If I were to die today, what would be said?
What whispered words would fill the empty space where I once stood?
Would it be simply the common, "she was so young" or, "how tragic"? Or would I be worth prettier words, words that hold more meaning?
How many people would jump on the chance to gain attention because they were friends with the dead girl. How many fake friendships would be molded inside the mouths of the living?
If I were to die today, would you cry? If I were to become a flitting ghost would I be able to lose track as I tried to count your tears or would I only be able to count the seconds it took you to get over me.
If I were to die today, would you plan to bring sunflowers to my funeral? Would you drown among the sea of, 'my condolences' being sent out by so many like a swarm of nats?
Or would you sit aloft in a boat built out of broken promises?
If I were to die today, would you be at all surprised or would you shake your head and whisper a simple " I told you so" to yourself?
If I were to die today, would people say things like, "I never saw it coming" or ask themselves, "where were the signs?"
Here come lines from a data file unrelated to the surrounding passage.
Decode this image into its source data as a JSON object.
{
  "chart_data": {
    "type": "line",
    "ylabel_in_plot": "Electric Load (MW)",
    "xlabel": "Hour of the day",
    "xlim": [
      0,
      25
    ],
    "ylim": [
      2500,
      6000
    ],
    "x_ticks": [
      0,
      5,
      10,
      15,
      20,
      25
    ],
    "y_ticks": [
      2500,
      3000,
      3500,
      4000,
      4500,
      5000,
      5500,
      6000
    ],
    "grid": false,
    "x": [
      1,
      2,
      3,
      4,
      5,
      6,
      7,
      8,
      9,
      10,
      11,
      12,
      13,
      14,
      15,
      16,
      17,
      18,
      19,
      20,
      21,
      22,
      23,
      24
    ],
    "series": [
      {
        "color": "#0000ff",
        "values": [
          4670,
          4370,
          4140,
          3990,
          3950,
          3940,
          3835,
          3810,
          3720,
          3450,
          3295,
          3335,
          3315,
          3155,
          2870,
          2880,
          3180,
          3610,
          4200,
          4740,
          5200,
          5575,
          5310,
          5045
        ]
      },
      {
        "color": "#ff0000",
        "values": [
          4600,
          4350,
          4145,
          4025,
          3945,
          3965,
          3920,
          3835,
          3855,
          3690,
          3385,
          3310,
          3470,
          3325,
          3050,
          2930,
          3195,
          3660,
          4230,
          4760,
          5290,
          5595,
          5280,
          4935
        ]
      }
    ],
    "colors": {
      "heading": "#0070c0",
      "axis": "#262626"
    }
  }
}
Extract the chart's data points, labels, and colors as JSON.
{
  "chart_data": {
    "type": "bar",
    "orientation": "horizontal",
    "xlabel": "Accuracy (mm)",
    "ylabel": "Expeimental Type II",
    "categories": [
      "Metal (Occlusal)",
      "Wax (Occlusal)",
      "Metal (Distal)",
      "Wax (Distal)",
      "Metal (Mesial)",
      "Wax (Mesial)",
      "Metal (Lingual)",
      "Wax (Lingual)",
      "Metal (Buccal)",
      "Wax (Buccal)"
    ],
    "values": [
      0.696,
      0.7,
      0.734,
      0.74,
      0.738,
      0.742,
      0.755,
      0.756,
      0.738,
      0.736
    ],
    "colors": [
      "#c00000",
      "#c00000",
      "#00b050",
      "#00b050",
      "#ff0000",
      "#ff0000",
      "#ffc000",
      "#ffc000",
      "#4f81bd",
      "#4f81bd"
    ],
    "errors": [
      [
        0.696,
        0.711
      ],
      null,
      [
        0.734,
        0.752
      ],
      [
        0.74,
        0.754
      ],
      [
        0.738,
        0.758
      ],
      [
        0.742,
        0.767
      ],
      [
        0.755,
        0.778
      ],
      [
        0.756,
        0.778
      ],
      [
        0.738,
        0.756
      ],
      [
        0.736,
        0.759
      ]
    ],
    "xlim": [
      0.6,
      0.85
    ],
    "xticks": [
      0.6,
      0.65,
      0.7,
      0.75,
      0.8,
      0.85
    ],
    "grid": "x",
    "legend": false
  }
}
If I were to die today, would you call me weak?
Would all of my pain be sent to someone else or would it rot the grass above my grave?
If I were to die would you be able to look down inside my casket and look at my cold and painted face or would you sit in the back row with your fits clenched?
If I were to die today, how many people would try and take the blame? How many therapists would hear my name?
If I were to die today, would you miss me the most tomorrow or a year later on the anniversary of my death? How long would it take before you stopped coming to my grave? How long before I am left alone under the cold ground?
If I were to die today, how quickly would I be forgotten? How long would it be before you won't shed a single tear?
If I were to die today, would my last breath taste sweet as it leaves, my mouth?